The Infrastructure: Raspberry Pi as Home Server
For hosting, I could have used a free VPS from providers like mikr.us. I actually have one, but it's already full. My Raspberry Pi sitting at home was the natural choice — it's always on, I control it completely, and there are no bandwidth or compute restrictions.
Running the bot on the Pi means:
- No API rate limits from a cloud provider
- No cold starts — the bot is always listening
- Full control — I can SSH in, check logs, restart as needed
- Zero monthly cost — it runs on electricity that I'm already paying for
The Pi runs the Python bot as a systemd service, so it starts automatically on boot and restarts on crash.
Why Telegram?
I considered a few options for the control interface:
- SMS: Requires a GSM module or paid gateway
- WhatsApp: Complex API, business account requirements
- Custom mobile app: Way too much work for a personal tool
- Telegram: Free bot API, excellent Python library (aiogram), works on every device I own
Telegram's bot platform is genuinely developer-friendly.
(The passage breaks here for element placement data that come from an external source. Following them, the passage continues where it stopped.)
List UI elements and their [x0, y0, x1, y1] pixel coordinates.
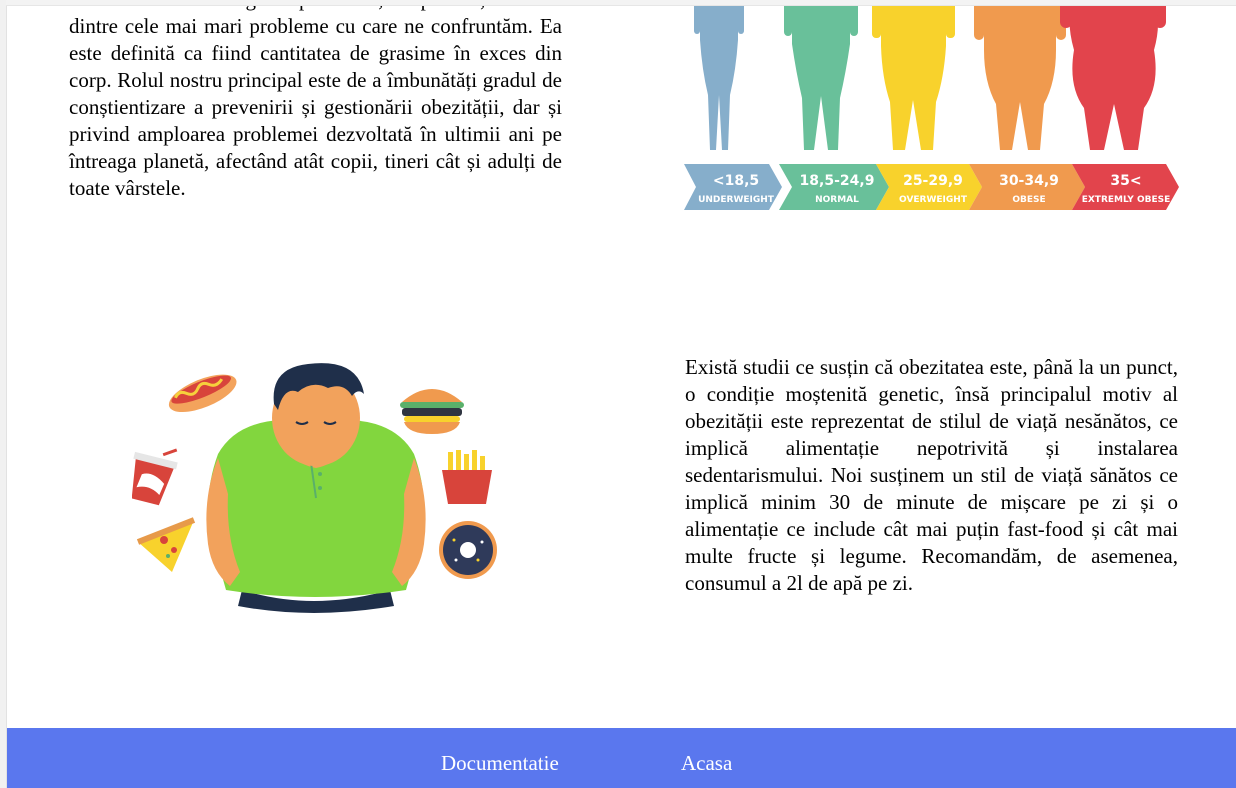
donut-icon [439, 521, 497, 579]
page: Una dintre cele mai grave probleme, deop… [0, 0, 1236, 788]
bmi-range-extremely-obese: 35< [1110, 173, 1141, 189]
bmi-arrow-extremely-obese: 35< EXTREMLY OBESE [1072, 164, 1179, 210]
bmi-label-overweight: OVERWEIGHT [899, 195, 968, 205]
bmi-range-normal: 18,5-24,9 [800, 173, 875, 189]
footer-nav: Documentatie Acasa [7, 728, 1236, 788]
documentation-link[interactable]: Documentatie [441, 750, 559, 776]
bmi-arrow-overweight: 25-29,9 OVERWEIGHT [876, 164, 982, 210]
bmi-range-obese: 30-34,9 [999, 173, 1059, 189]
window-top-edge [6, 0, 1236, 6]
silhouette-underweight [694, 0, 744, 150]
bmi-arrow-obese: 30-34,9 OBESE [969, 164, 1085, 210]
bmi-label-extremely-obese: EXTREMLY OBESE [1082, 195, 1171, 205]
bmi-arrow-normal: 18,5-24,9 NORMAL [779, 164, 889, 210]
bmi-range-overweight: 25-29,9 [903, 173, 963, 189]
silhouette-normal [784, 0, 858, 150]
bmi-label-underweight: UNDERWEIGHT [698, 195, 775, 205]
genetics-lifestyle-paragraph: Există studii ce susțin că obezitatea es… [685, 355, 1178, 595]
home-link[interactable]: Acasa [681, 750, 732, 776]
window-left-edge [0, 0, 7, 788]
pizza-slice-icon [136, 517, 196, 572]
obese-person-figure [206, 363, 426, 613]
silhouette-overweight [872, 0, 955, 150]
bmi-label-normal: NORMAL [815, 195, 859, 205]
hot-dog-icon [168, 374, 237, 413]
bmi-label-obese: OBESE [1012, 195, 1045, 205]
silhouette-extremely-obese [1060, 0, 1166, 150]
silhouette-obese [974, 0, 1066, 150]
bmi-categories-chart: <18,5 UNDERWEIGHT 18,5-24,9 NORMAL 25-29… [684, 0, 1179, 210]
soda-cup-icon [132, 448, 178, 506]
obesity-definition-paragraph: Una dintre cele mai grave probleme, deop… [69, 0, 562, 200]
fries-icon [442, 450, 492, 504]
bmi-range-underweight: <18,5 [713, 173, 759, 189]
obese-person-illustration [132, 363, 497, 613]
bmi-arrow-underweight: <18,5 UNDERWEIGHT [684, 164, 782, 210]
burger-icon [400, 389, 464, 434]
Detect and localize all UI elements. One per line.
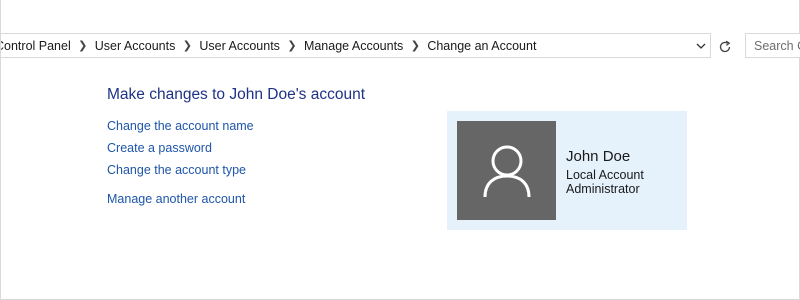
breadcrumb: Control Panel ❯ User Accounts ❯ User Acc…: [1, 39, 539, 53]
change-account-name-link[interactable]: Change the account name: [107, 119, 254, 133]
create-password-link[interactable]: Create a password: [107, 141, 212, 155]
account-role: Administrator: [566, 182, 640, 196]
control-panel-window: Control Panel ❯ User Accounts ❯ User Acc…: [0, 0, 800, 300]
chevron-right-icon[interactable]: ❯: [178, 39, 196, 52]
breadcrumb-user-accounts-sub[interactable]: User Accounts: [196, 39, 283, 53]
chevron-down-icon[interactable]: [692, 34, 710, 57]
chevron-right-icon[interactable]: ❯: [74, 39, 92, 52]
account-tile: John Doe Local Account Administrator: [447, 111, 687, 230]
user-icon: [483, 145, 530, 197]
manage-another-account-link[interactable]: Manage another account: [107, 192, 245, 206]
refresh-icon[interactable]: [714, 36, 736, 57]
address-bar[interactable]: Control Panel ❯ User Accounts ❯ User Acc…: [1, 33, 711, 58]
avatar: [457, 121, 556, 220]
search-input[interactable]: [745, 33, 800, 58]
account-name: John Doe: [566, 148, 631, 165]
change-account-type-link[interactable]: Change the account type: [107, 163, 246, 177]
account-type: Local Account: [566, 168, 644, 182]
breadcrumb-control-panel[interactable]: Control Panel: [1, 39, 74, 53]
page-title: Make changes to John Doe's account: [107, 86, 366, 103]
breadcrumb-user-accounts[interactable]: User Accounts: [92, 39, 179, 53]
chevron-right-icon[interactable]: ❯: [283, 39, 301, 52]
breadcrumb-manage-accounts[interactable]: Manage Accounts: [301, 39, 406, 53]
chevron-right-icon[interactable]: ❯: [406, 39, 424, 52]
breadcrumb-change-an-account[interactable]: Change an Account: [424, 39, 539, 53]
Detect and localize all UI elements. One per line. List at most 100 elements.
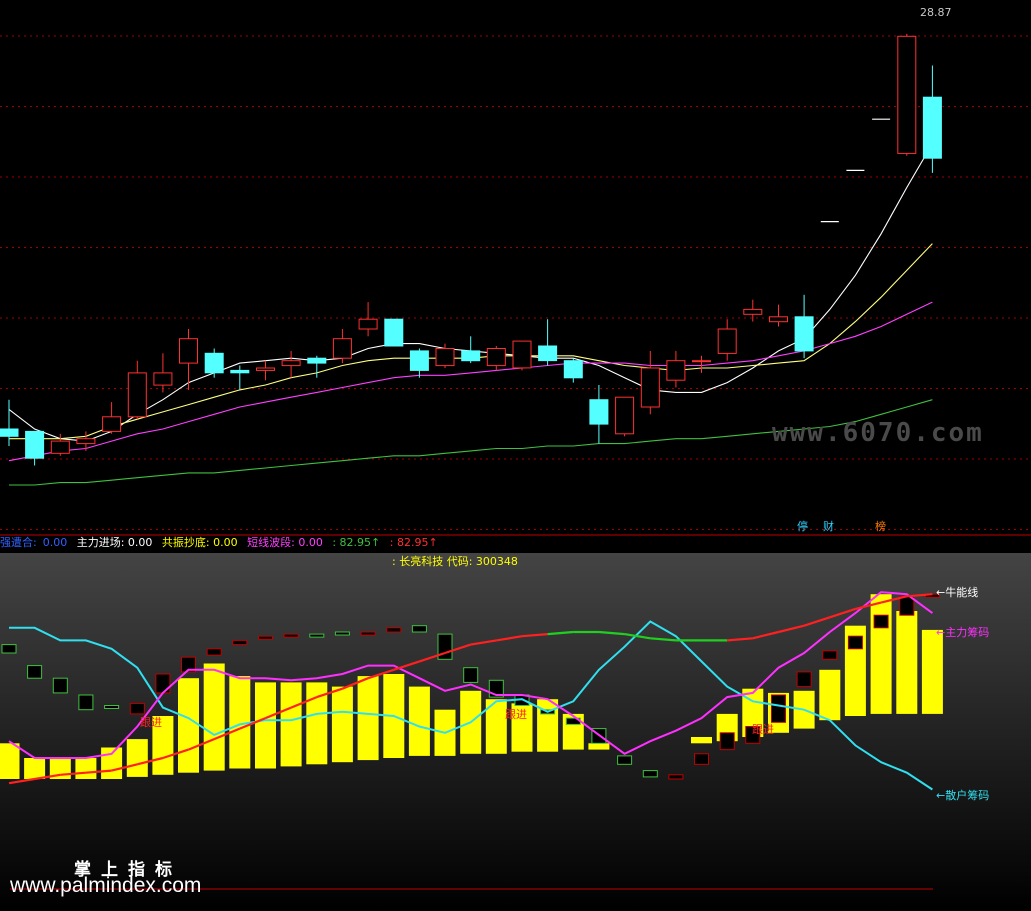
energy-bar bbox=[357, 676, 379, 761]
candle-body bbox=[127, 372, 147, 418]
signal-box bbox=[719, 732, 735, 751]
candle-body bbox=[25, 430, 45, 459]
candle-body bbox=[179, 338, 198, 364]
candle-body bbox=[384, 318, 404, 347]
energy-bar bbox=[691, 737, 712, 744]
signal-box bbox=[411, 625, 427, 633]
candle-body bbox=[640, 367, 660, 408]
signal-box bbox=[463, 667, 479, 683]
candle-body bbox=[76, 438, 96, 445]
candle-body bbox=[666, 360, 686, 381]
candle-body bbox=[563, 360, 583, 379]
signal-follow-label: 跟进 bbox=[140, 716, 162, 729]
energy-bar bbox=[280, 682, 302, 767]
signal-box bbox=[206, 648, 222, 656]
tag-ranking[interactable]: 榜 bbox=[874, 518, 887, 534]
energy-bar bbox=[588, 743, 610, 750]
candle-body bbox=[204, 352, 224, 374]
signal-box bbox=[360, 631, 376, 636]
candle-body bbox=[281, 360, 301, 367]
signal-follow-label: 跟进 bbox=[505, 708, 527, 721]
price-panel-bg bbox=[0, 0, 1031, 535]
signal-box bbox=[694, 753, 709, 765]
watermark-palmindex: www.palmindex.com bbox=[10, 874, 202, 897]
energy-bar bbox=[101, 747, 123, 779]
tag-halt[interactable]: 停 bbox=[796, 518, 809, 534]
stock-chart bbox=[0, 0, 1031, 911]
signal-box bbox=[668, 774, 684, 780]
info-item: 强遭合: bbox=[0, 536, 37, 549]
candle-body bbox=[486, 348, 506, 367]
signal-box bbox=[129, 702, 145, 715]
signal-box bbox=[232, 639, 248, 646]
signal-box bbox=[617, 755, 633, 765]
candle-body bbox=[307, 357, 327, 364]
candle-body bbox=[0, 428, 19, 437]
signal-box bbox=[386, 627, 402, 633]
candle-body bbox=[615, 396, 635, 435]
energy-bar bbox=[331, 686, 353, 763]
candle-body bbox=[922, 96, 942, 159]
candle-body bbox=[743, 308, 763, 315]
signal-box bbox=[283, 633, 299, 638]
candle-body bbox=[461, 350, 481, 362]
signal-box bbox=[771, 694, 786, 723]
info-item: : 82.95↑ bbox=[389, 536, 438, 549]
signal-box bbox=[52, 677, 68, 694]
candle-body bbox=[256, 367, 275, 371]
candle-body bbox=[153, 372, 173, 386]
energy-bar bbox=[0, 743, 20, 779]
stock-name-code: : 长亮科技 代码: 300348 bbox=[392, 555, 518, 568]
signal-box bbox=[155, 673, 171, 694]
signal-box bbox=[873, 614, 889, 629]
signal-box bbox=[1, 644, 17, 654]
info-item: 共振抄底: 0.00 bbox=[161, 536, 238, 549]
candle-body bbox=[409, 350, 429, 371]
signal-box bbox=[847, 635, 863, 650]
signal-box bbox=[309, 633, 325, 638]
watermark-6070: www.6070.com bbox=[772, 418, 984, 448]
candle-body bbox=[692, 360, 711, 363]
energy-bar bbox=[255, 682, 276, 769]
energy-bar bbox=[75, 758, 97, 779]
energy-bar bbox=[178, 678, 199, 773]
candle-body bbox=[230, 369, 250, 374]
info-item: 主力进场: 0.00 bbox=[76, 536, 153, 549]
info-item: 0.00 bbox=[42, 536, 68, 549]
signal-box bbox=[796, 671, 812, 688]
energy-bar bbox=[870, 594, 892, 714]
signal-box bbox=[642, 770, 658, 778]
candle-body bbox=[717, 328, 737, 354]
energy-bar bbox=[203, 663, 225, 771]
signal-box bbox=[822, 650, 838, 660]
energy-bar bbox=[24, 758, 46, 779]
legend-niu-line: ←牛能线 bbox=[936, 586, 979, 599]
candle-body bbox=[102, 416, 122, 432]
price-high-label: 28.87 bbox=[920, 6, 952, 19]
energy-bar bbox=[921, 629, 943, 714]
indicator-info-bar: 强遭合: 0.00 主力进场: 0.00 共振抄底: 0.00 短线波段: 0.0… bbox=[0, 536, 444, 550]
candle-body bbox=[358, 318, 378, 330]
candle-body bbox=[794, 316, 814, 352]
signal-box bbox=[78, 694, 94, 711]
candle-body bbox=[332, 338, 352, 359]
legend-retail-chip: ←散户筹码 bbox=[936, 789, 990, 802]
candle-body bbox=[769, 316, 788, 323]
candle-body bbox=[538, 345, 558, 362]
signal-box bbox=[104, 705, 120, 709]
info-item: : 82.95↑ bbox=[332, 536, 381, 549]
energy-bar bbox=[408, 686, 430, 756]
candle-body bbox=[50, 440, 70, 454]
signal-follow-label: 跟进 bbox=[752, 723, 774, 736]
energy-bar bbox=[896, 611, 918, 714]
signal-box bbox=[334, 631, 350, 636]
tag-finance[interactable]: 财 bbox=[822, 518, 835, 534]
candle-body bbox=[435, 348, 455, 367]
candle-body bbox=[589, 399, 609, 425]
energy-bar bbox=[819, 669, 841, 721]
legend-main-chip: ←主力筹码 bbox=[936, 626, 990, 639]
energy-bar bbox=[126, 739, 148, 777]
signal-box bbox=[899, 595, 915, 616]
candle-body bbox=[897, 35, 917, 154]
candle-body bbox=[512, 340, 532, 369]
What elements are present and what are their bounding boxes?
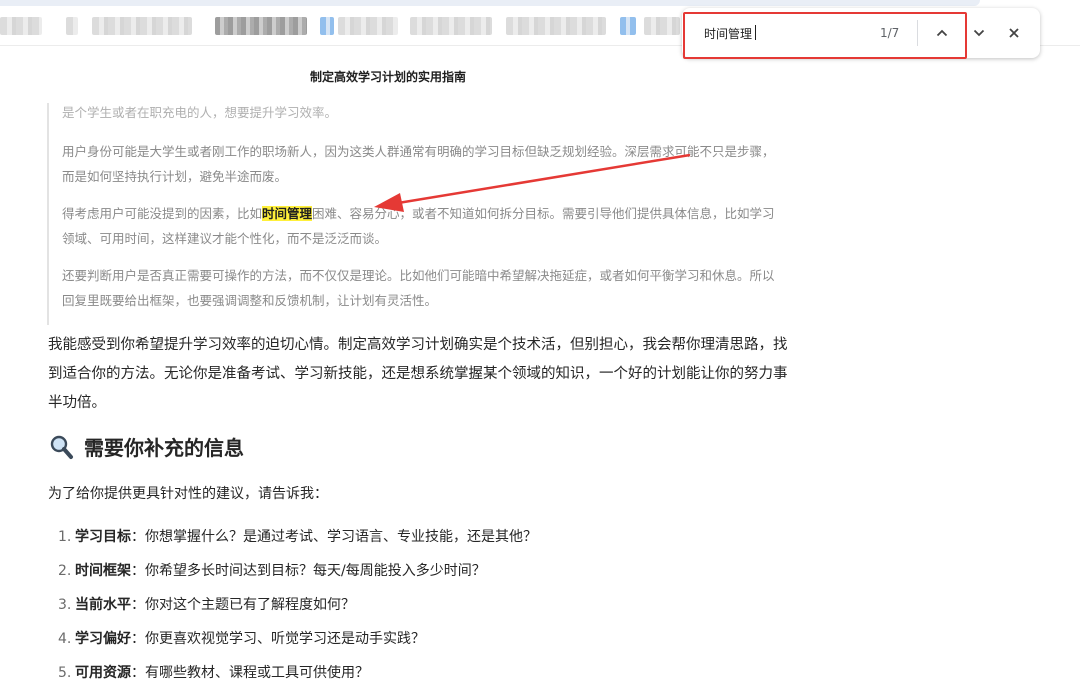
magnifier-icon	[50, 435, 73, 459]
thinking-paragraph: 用户身份可能是大学生或者刚工作的职场新人，因为这类人群通常有明确的学习目标但缺乏…	[62, 144, 775, 184]
bookmark-item[interactable]	[320, 17, 334, 35]
find-bar: 1/7	[682, 8, 1040, 58]
text-segment: 得考虑用户可能没提到的因素，比如	[62, 206, 263, 221]
chevron-up-icon	[936, 29, 948, 37]
list-item: 4. 学习偏好 ：你更喜欢视觉学习、听觉学习还是动手实践？	[58, 622, 537, 656]
find-input[interactable]	[704, 23, 854, 43]
list-label: 时间框架	[75, 563, 131, 579]
list-text: ：你希望多长时间达到目标？每天/每周能投入多少时间？	[131, 563, 486, 579]
list-item: 5. 可用资源 ：有哪些教材、课程或工具可供使用？	[58, 656, 537, 683]
thinking-paragraph: 得考虑用户可能没提到的因素，比如时间管理困难、容易分心，或者不知道如何拆分目标。…	[62, 201, 782, 251]
thinking-paragraph: 是个学生或者在职充电的人，想要提升学习效率。	[62, 105, 338, 120]
bookmark-item[interactable]	[66, 17, 78, 35]
bookmark-item[interactable]	[644, 17, 680, 35]
list-number: 5.	[58, 665, 72, 681]
list-label: 学习目标	[75, 529, 131, 545]
bookmark-item[interactable]	[92, 17, 192, 35]
section-heading: 需要你补充的信息	[48, 432, 244, 461]
list-item: 3. 当前水平 ：你对这个主题已有了解程度如何？	[58, 588, 537, 622]
intro-text: 为了给你提供更具针对性的建议，请告诉我：	[48, 486, 328, 502]
find-previous-button[interactable]	[930, 21, 954, 45]
bookmark-item[interactable]	[506, 17, 606, 35]
find-close-button[interactable]	[1002, 21, 1026, 45]
document-title: 制定高效学习计划的实用指南	[310, 70, 467, 84]
list-text: ：你想掌握什么？是通过考试、学习语言、专业技能，还是其他？	[131, 529, 537, 545]
list-number: 3.	[58, 597, 72, 613]
list-item: 1. 学习目标 ：你想掌握什么？是通过考试、学习语言、专业技能，还是其他？	[58, 520, 537, 554]
find-divider	[917, 20, 918, 46]
find-match-count: 1/7	[880, 26, 900, 40]
section-title: 需要你补充的信息	[84, 436, 244, 460]
thinking-paragraph: 还要判断用户是否真正需要可操作的方法，而不仅仅是理论。比如他们可能暗中希望解决拖…	[62, 268, 775, 308]
list-number: 4.	[58, 631, 72, 647]
list-text: ：你对这个主题已有了解程度如何？	[131, 597, 355, 613]
list-label: 当前水平	[75, 597, 131, 613]
bookmark-item[interactable]	[215, 17, 307, 35]
tab-strip-edge	[0, 0, 980, 6]
bookmark-item[interactable]	[620, 17, 636, 35]
thinking-block: 是个学生或者在职充电的人，想要提升学习效率。 用户身份可能是大学生或者刚工作的职…	[47, 103, 787, 325]
list-number: 2.	[58, 563, 72, 579]
list-label: 可用资源	[75, 665, 131, 681]
list-text: ：你更喜欢视觉学习、听觉学习还是动手实践？	[131, 631, 425, 647]
list-number: 1.	[58, 529, 72, 545]
chevron-down-icon	[973, 29, 985, 37]
find-next-button[interactable]	[967, 21, 991, 45]
text-caret	[755, 25, 756, 40]
bookmark-item[interactable]	[338, 17, 398, 35]
list-text: ：有哪些教材、课程或工具可供使用？	[131, 665, 369, 681]
bookmark-item[interactable]	[0, 17, 42, 35]
list-label: 学习偏好	[75, 631, 131, 647]
list-item: 2. 时间框架 ：你希望多长时间达到目标？每天/每周能投入多少时间？	[58, 554, 537, 588]
bookmark-item[interactable]	[410, 17, 492, 35]
question-list: 1. 学习目标 ：你想掌握什么？是通过考试、学习语言、专业技能，还是其他？ 2. 时间…	[58, 520, 537, 683]
response-paragraph: 我能感受到你希望提升学习效率的迫切心情。制定高效学习计划确实是个技术活，但别担心…	[48, 337, 788, 411]
close-icon	[1009, 28, 1019, 38]
find-match-highlight: 时间管理	[262, 206, 313, 221]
You create a bot via BotFather, get a token, and you're receiving messages within minutes. The aiogram library handles the async polling loop cleanly. It was the obvious choice.
Lessons Learned
The unconventional tool can be the right tool. Claude Code isn't designed for automation. But it has exactly the features I needed: non-interactive mode, JSON output, and session continuity. Sometimes the best solution is using what you already understand well.
Simple infrastructure beats clever infrastructure. A Raspberry Pi running a Python process is boring. It's also reliable, debuggable, and free. I didn't need Kubernetes or a managed container platform for a personal assistant.
Session management is the hard part. Getting Claude to respond is trivial. Maintaining conversation context across independent Telegram messages — mapping user IDs to session IDs, clearing state on demand — is where the interesting design decisions live.
Output formatting matters more than you think. ANSI codes, message length limits, response chunking — none of these are AI problems, but they're the difference between a usable bot and a frustrating one.
What's Next
The bot currently handles general conversation. I've extended it with scheduled tasks — weekly newsletter digests from my email inbox, and blog post summaries fetched from RSS feeds — all delivered via Telegram. Claude Code handles the analysis; the bot handles the delivery.
If you're already paying for Claude Code and you have a Raspberry Pi or a spare VPS, the barrier to building something like this is lower than you might think. The weirdest part of the project was realizing that the CLI tool I use for coding is also a perfectly good AI backend — once you figure out how to talk to it from Python.
The code is straightforward. The architecture is boring. It works every time I open Telegram.